Imagine this: I’m a bank. I’d like to lend you more money than you need to buy your dream house, even if that puts you at the poverty line, just so long as you pay me interest every month for the next 30 years. Deal? Great… keep thinking of that house.
Borrowing capacity is the single biggest influencer of property prices in the current market. But just because you can borrow it, doesn’t necessarily mean that you should.
The simple fact is that in most cities and towns where there is not an oversupply of housing stock, prices are being driven by how much an individual or family can borrow.
For the majority of Australians, when we want to buy a house, we end up borrowing as much as the bank will lend us, otherwise we can’t afford to get into the market.
With interest rates at record lows, thanks to the official cash rate sitting at 1.75 per cent, Australia’s borrowing capacity has grown significantly over the last 10 years.
But it is pretty logical to think that if interest rates rise over the longer term, which they are predicted to do, then borrowing capacity should fall.
It can also be influenced by prudential lending standards, which are the rules placed on banks in respect to the amounts they are allowed to lend to borrowers.
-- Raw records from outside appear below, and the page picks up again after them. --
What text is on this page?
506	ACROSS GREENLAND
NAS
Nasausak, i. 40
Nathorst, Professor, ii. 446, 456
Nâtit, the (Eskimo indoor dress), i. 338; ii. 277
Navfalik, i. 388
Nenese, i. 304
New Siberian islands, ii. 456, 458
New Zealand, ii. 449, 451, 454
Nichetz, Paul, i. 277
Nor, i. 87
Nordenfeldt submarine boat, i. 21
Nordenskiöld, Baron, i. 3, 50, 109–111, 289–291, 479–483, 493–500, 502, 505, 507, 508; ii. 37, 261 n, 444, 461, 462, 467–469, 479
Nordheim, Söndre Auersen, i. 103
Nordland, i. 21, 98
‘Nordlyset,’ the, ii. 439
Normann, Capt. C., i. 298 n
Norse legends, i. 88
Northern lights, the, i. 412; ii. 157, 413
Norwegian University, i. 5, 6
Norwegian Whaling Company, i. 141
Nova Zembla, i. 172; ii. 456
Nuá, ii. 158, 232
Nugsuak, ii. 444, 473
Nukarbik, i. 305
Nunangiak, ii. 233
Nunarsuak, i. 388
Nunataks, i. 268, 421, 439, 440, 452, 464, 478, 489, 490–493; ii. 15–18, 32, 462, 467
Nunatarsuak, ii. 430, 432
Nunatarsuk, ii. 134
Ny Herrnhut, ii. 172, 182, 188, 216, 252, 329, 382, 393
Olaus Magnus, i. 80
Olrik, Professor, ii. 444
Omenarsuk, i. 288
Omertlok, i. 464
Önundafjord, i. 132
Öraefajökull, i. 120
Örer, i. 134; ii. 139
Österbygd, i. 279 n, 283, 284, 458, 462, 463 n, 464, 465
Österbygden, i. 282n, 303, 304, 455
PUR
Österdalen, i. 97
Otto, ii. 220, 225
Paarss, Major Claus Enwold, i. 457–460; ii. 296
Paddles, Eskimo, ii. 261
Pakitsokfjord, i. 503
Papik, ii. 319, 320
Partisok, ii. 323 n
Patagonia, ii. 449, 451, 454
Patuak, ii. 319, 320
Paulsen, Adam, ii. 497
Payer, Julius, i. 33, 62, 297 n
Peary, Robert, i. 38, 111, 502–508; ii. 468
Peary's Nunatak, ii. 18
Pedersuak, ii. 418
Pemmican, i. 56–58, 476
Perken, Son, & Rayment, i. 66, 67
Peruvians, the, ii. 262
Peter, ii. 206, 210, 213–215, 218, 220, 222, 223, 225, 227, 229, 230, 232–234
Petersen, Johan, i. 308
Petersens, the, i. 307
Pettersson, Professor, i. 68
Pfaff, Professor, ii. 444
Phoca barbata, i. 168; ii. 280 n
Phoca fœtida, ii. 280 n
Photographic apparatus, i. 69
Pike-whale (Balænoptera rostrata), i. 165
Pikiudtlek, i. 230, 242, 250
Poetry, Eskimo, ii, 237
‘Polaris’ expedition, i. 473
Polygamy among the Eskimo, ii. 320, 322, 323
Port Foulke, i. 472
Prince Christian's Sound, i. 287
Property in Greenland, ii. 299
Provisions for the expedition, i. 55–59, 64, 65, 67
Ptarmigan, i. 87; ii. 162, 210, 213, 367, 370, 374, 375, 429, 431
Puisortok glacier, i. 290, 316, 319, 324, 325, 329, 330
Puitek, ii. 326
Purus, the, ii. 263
So how can we translate changes in borrowing capacity into real numbers? The easiest way to do this is with an example.
Banks will typically lend you an amount equal to your ability to save, divided by the current interest rate, plus a 2 per cent buffer for any risks.
So if you have the required deposit, and a savings capacity of $50,000 a year, and the current interest rate is 4 per cent, the banks will therefore lend you $50,000 divided by 6 per cent, which is $833,000.
If interest rates increased by just 1 per cent, the amount the banks would lend you would fall to $714,000 – which is $50,000 divided by 7 per cent.
This 1 per cent difference in interest rates equals $119,000 or a 14 per cent difference in the amount that a bank is prepared to lend, and potentially a similar drop in property prices over the next few years.
When my clients ask me how much they can borrow to purchase property, I generally tell them to think long and hard about their own borrowing capacity when purchasing property, and to not be driven by how much a bank or mortgage broker says they will lend.
If you borrow as much as a bank will lend you, there is a risk of being exposed to tightening lending standards, which could make you a forced seller in a market downturn.
Get on top of your own borrowing capacity, don’t rely on someone else to set it for you.